Thursday, December 19, 2013

Another way to watch 12 Years A Slave

I watched 12 Years A Slave the other day and I thought of something: The movie is a great allegory for what is happening to animals right now all around the world. I doubt that the filmmakers had that in mind or that many members of the audience thought/will think of it but so what?
I didn't like the movie. I thought it was a good represantation of that part of history (I hear it's accurate) and the human complexity displayed made it sure that the film is not about just one period in history. But I still didn't like it for reasons that I can't put my finger on. I feel like the movie took itself too seriously and kind of thought we're dumb. But, really, I can't say for sure so I leave it there because that's not the point of this post.
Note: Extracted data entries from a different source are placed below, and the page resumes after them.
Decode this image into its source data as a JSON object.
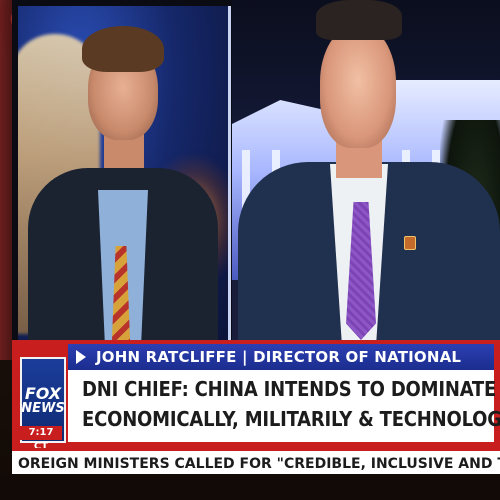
{
  "network": {
    "logo_top": "FOX",
    "logo_bottom": "NEWS",
    "clock": "7:17 CT"
  },
  "lower_third": {
    "name_title": "JOHN RATCLIFFE | DIRECTOR OF NATIONAL INTELLIGENCE",
    "headline_line1": "DNI CHIEF: CHINA INTENDS TO DOMINATE THE U.S.",
    "headline_line2": "ECONOMICALLY, MILITARILY & TECHNOLOGICALLY",
    "ticker": "OREIGN MINISTERS CALLED FOR \"CREDIBLE, INCLUSIVE AND TRANSPARENT PRESIDENTIAL AND LEGISLATIVE"
  },
  "colors": {
    "brand_red": "#c81e1e",
    "brand_blue": "#1b2d8e",
    "tie_purple": "#8d57c6"
  }
}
What I was saying regarding the animals is that, like the black slaves depicted in the movie, they are considered inferior, property and just plain soulless.
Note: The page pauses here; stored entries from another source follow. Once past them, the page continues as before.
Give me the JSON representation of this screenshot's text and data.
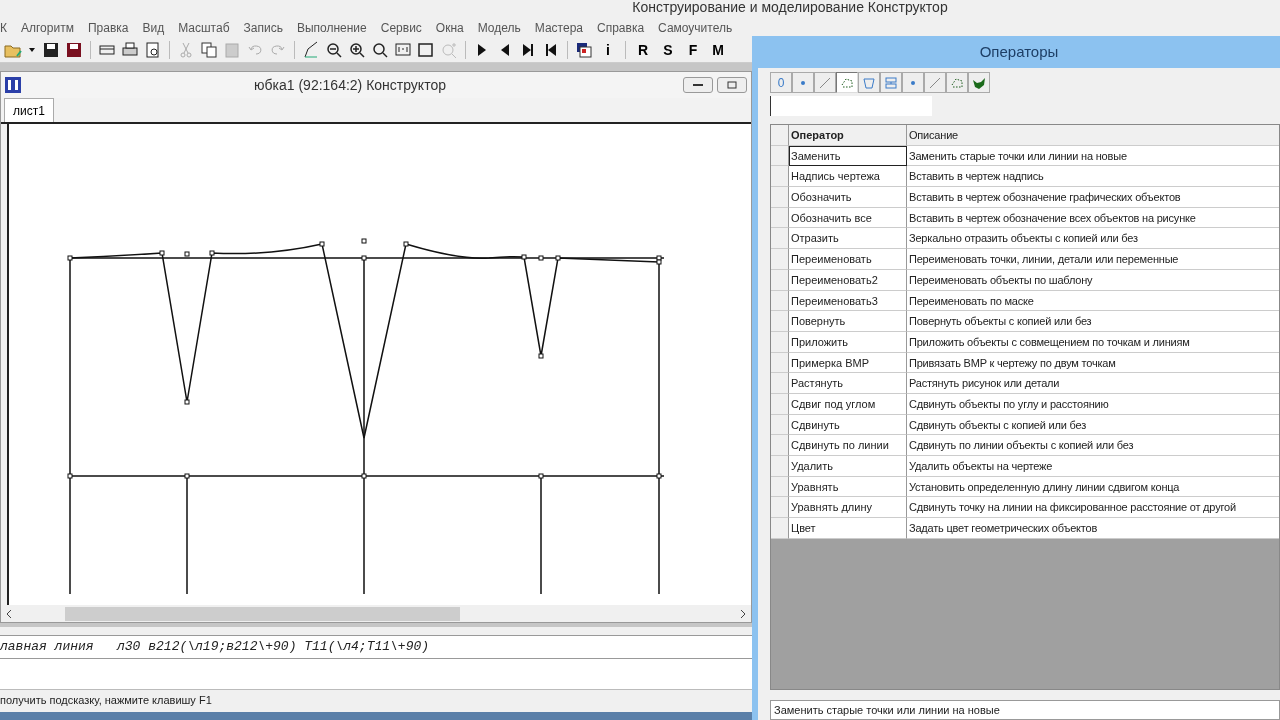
{
  "window": {
    "title": "Конструирование и моделирование  Конструктор"
  },
  "menu": [
    "К",
    "Алгоритм",
    "Правка",
    "Вид",
    "Масштаб",
    "Запись",
    "Выполнение",
    "Сервис",
    "Окна",
    "Модель",
    "Мастера",
    "Справка",
    "Самоучитель"
  ],
  "toolbar_text_buttons": [
    "i",
    "R",
    "S",
    "F",
    "M"
  ],
  "child_window": {
    "title": "юбка1 (92:164:2) Конструктор",
    "tabs": [
      {
        "label": "лист1",
        "selected": true
      }
    ]
  },
  "command_line": "лавная линия   л30 в212(\\л19;в212\\+90) Т11(\\л4;Т11\\+90)",
  "status_bar": "получить подсказку, нажмите клавишу F1",
  "operators": {
    "title": "Операторы",
    "tools": [
      {
        "kind": "text",
        "label": "0",
        "selected": false
      },
      {
        "kind": "dot",
        "selected": false
      },
      {
        "kind": "line",
        "selected": false
      },
      {
        "kind": "polygon",
        "selected": true
      },
      {
        "kind": "cup",
        "selected": false
      },
      {
        "kind": "stack",
        "selected": false
      },
      {
        "kind": "dot",
        "selected": false
      },
      {
        "kind": "line",
        "selected": false
      },
      {
        "kind": "polygon",
        "selected": false
      },
      {
        "kind": "blob",
        "selected": false
      }
    ],
    "columns": [
      "Оператор",
      "Описание"
    ],
    "rows": [
      {
        "name": "Заменить",
        "description": "Заменить старые точки или линии на новые",
        "selected": true
      },
      {
        "name": "Надпись чертежа",
        "description": "Вставить в чертеж надпись",
        "selected": false
      },
      {
        "name": "Обозначить",
        "description": "Вставить в чертеж обозначение графических объектов",
        "selected": false
      },
      {
        "name": "Обозначить все",
        "description": "Вставить в чертеж обозначение всех объектов на рисунке",
        "selected": false
      },
      {
        "name": "Отразить",
        "description": "Зеркально отразить объекты с копией или без",
        "selected": false
      },
      {
        "name": "Переименовать",
        "description": "Переименовать точки, линии, детали или переменные",
        "selected": false
      },
      {
        "name": "Переименовать2",
        "description": "Переименовать объекты по шаблону",
        "selected": false
      },
      {
        "name": "Переименовать3",
        "description": "Переименовать по маске",
        "selected": false
      },
      {
        "name": "Повернуть",
        "description": "Повернуть объекты с копией или без",
        "selected": false
      },
      {
        "name": "Приложить",
        "description": "Приложить объекты с совмещением по точкам и линиям",
        "selected": false
      },
      {
        "name": "Примерка BMP",
        "description": "Привязать BMP к чертежу по двум точкам",
        "selected": false
      },
      {
        "name": "Растянуть",
        "description": "Растянуть рисунок или детали",
        "selected": false
      },
      {
        "name": "Сдвиг под углом",
        "description": "Сдвинуть объекты по углу и расстоянию",
        "selected": false
      },
      {
        "name": "Сдвинуть",
        "description": "Сдвинуть объекты с копией или без",
        "selected": false
      },
      {
        "name": "Сдвинуть по линии",
        "description": "Сдвинуть по линии объекты с копией или без",
        "selected": false
      },
      {
        "name": "Удалить",
        "description": "Удалить объекты на чертеже",
        "selected": false
      },
      {
        "name": "Уравнять",
        "description": "Установить определенную длину линии сдвигом конца",
        "selected": false
      },
      {
        "name": "Уравнять длину",
        "description": "Сдвинуть точку на линии на фиксированное расстояние от другой",
        "selected": false
      },
      {
        "name": "Цвет",
        "description": "Задать цвет геометрических объектов",
        "selected": false
      }
    ],
    "status": "Заменить старые точки или линии на новые"
  }
}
There are many people suffering today because they don't get the respect they deserve from others but this is probably mostly true for animals.
We have all seen animals in factories living their whole lives as products/property/slaves. Having no room to move, being treated cruelly and being killed.. well, killing is never completely un-cruel.

There are, of course, animals who are luckier and die, perhaps quickly, after they've lived a normal life in their natural habitat. It's still murder, but it's not as awful as living like a chicken, cow, pig etc in a factory that provides us with he animal products we need, or think we do.

When people try to defend women, LGBT people or non-white people, one argument (and one that is used in the movie) is that they're people too. Well, I think that's a bad argument. It's arbitrary (unless, maybe, you use Bible as your source of facts) because choosing the species as proof of someone's worth makes as much sense as choosing the race, or the gender etc. So, my answer to why you should respect a fellow creature's life and rights is that, like you, he/she/it has a life and has feelings.

So, even if the filmmakers didn't have animals in mind (the front, middle or back of it), the movie works well as a reminder of the evil that permeates the act of being cruel (physically or otherwise) to someone you regard as inferior. This concept applies to how we treat animals today (more than ever) and it's there for anyone who cares to see.